As we discussed in our previous blog post about Long Lower Shadow candlesticks, a Japanese candlestick’s lower wick (also called its shadow or tail) plays an important role in conveying the price movement of the interval. It shows the interval’s lowest price, while the bottom of the candle shows the opening price (in a bullish candle) or closing price (in a bearish candle). So what happens if the lower wick is shaved off? This means that the interval’s opening/closing price (depending on the candle’s bullish/bearish sentiment) is the same as the lowest price. In other words, you have a Shaved Bottom candlestick on your hands.
Shaved Bottom Candlestick
This is an easy one! Consisting of just one candle, the Shaved Bottom candlestick has only one defining characteristic. It can appear anywhere on a chart, and it can be white/green (bullish) or black/red (bearish). It may or may not have an upper wick, but (and this is the important part) it cannot have a bottom wick. The tail should be shaved off, the shadow elusive.

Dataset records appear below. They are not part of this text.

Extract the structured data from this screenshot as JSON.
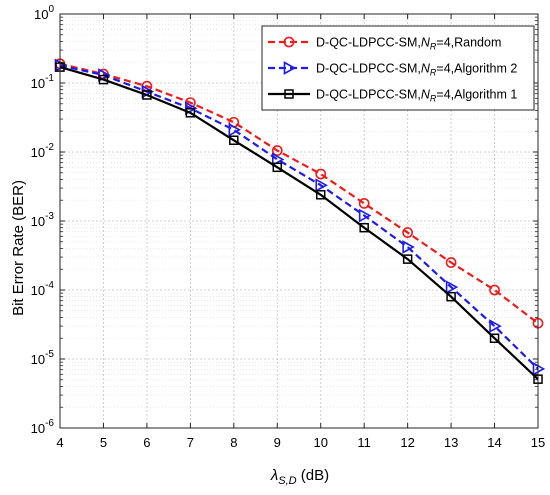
{
  "chart_data": {
    "type": "line",
    "title": "",
    "ylabel": "Bit Error Rate (BER)",
    "xlabel": {
      "symbol": "λ",
      "subscript": "S,D",
      "unit": " (dB)"
    },
    "x": [
      4,
      5,
      6,
      7,
      8,
      9,
      10,
      11,
      12,
      13,
      14,
      15
    ],
    "xlim": [
      4,
      15
    ],
    "ylim": [
      1e-06,
      1
    ],
    "yscale": "log",
    "grid": true,
    "minor_grid": true,
    "legend_position": "top-right",
    "x_tick_labels": [
      "4",
      "5",
      "6",
      "7",
      "8",
      "9",
      "10",
      "11",
      "12",
      "13",
      "14",
      "15"
    ],
    "y_ticks": [
      {
        "exp": "0"
      },
      {
        "exp": "-1"
      },
      {
        "exp": "-2"
      },
      {
        "exp": "-3"
      },
      {
        "exp": "-4"
      },
      {
        "exp": "-5"
      },
      {
        "exp": "-6"
      }
    ],
    "series": [
      {
        "name": "D-QC-LDPCC-SM,N_R=4,Random",
        "legend": {
          "prefix": "D-QC-LDPCC-SM,",
          "var": "N",
          "sub": "R",
          "suffix": "=4,Random"
        },
        "color": "#ee1c1c",
        "line": "dashed",
        "marker": "circle",
        "values": [
          0.19,
          0.135,
          0.09,
          0.052,
          0.027,
          0.0105,
          0.0048,
          0.0018,
          0.00068,
          0.00025,
          0.0001,
          3.3e-05
        ]
      },
      {
        "name": "D-QC-LDPCC-SM,N_R=4,Algorithm 2",
        "legend": {
          "prefix": "D-QC-LDPCC-SM,",
          "var": "N",
          "sub": "R",
          "suffix": "=4,Algorithm 2"
        },
        "color": "#1c1cee",
        "line": "dashed",
        "marker": "triangle-right",
        "values": [
          0.18,
          0.13,
          0.075,
          0.043,
          0.021,
          0.0078,
          0.0033,
          0.0012,
          0.00042,
          0.00011,
          3e-05,
          7.2e-06
        ]
      },
      {
        "name": "D-QC-LDPCC-SM,N_R=4,Algorithm 1",
        "legend": {
          "prefix": "D-QC-LDPCC-SM,",
          "var": "N",
          "sub": "R",
          "suffix": "=4,Algorithm 1"
        },
        "color": "#000000",
        "line": "solid",
        "marker": "square",
        "values": [
          0.17,
          0.112,
          0.067,
          0.037,
          0.0148,
          0.006,
          0.0024,
          0.0008,
          0.00028,
          8e-05,
          2e-05,
          5.1e-06
        ]
      }
    ]
  }
}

The Shaved Bottom (also called the Shaven Bottom) resembles an Inverted Hammer candlestick. In fact, some say the two names can be used interchangeably to describe a candlestick without a lower shadow. Typically, however, the Inverted Hammer has a short body while the Shaved Bottom can have any body length. So in that sense, all Inverted Hammers are also Shaved Bottoms, but only some Shaved Bottoms are also Inverted Hammers.
So what does a Shaved Bottom candlestick mean for you, as a trader?
If the interval’s opening price is also its lowest price (forming a bullish candlestick), the bulls have dominated the trading period. Whether the flight is clipped or lengthy, the price has soared upwards. It never drops below the opening price.
If the interval’s closing price is also its lowest point, the day has been defined by a bearish sentiment. Although it may have bounced around at the start, the price at the end of the day was also the lowest price of the day.
Sometimes the Shaved Bottom pattern acts as a bottom reversal signal, but you should always confirm this suspicion by watching the price movement following the appearance of this candlestick. Confirmation is crucial, because the pattern isn’t very decisive. In fact, other times, when identified in an existing trend, the Shaved Bottom can suggest a continuation of the current price movement.
As a one-candle signal, the Shaved Bottom is both unreliable and extremely common. Although not typically useful as an indicator on its own, check to see if it is part of a larger candlestick pattern.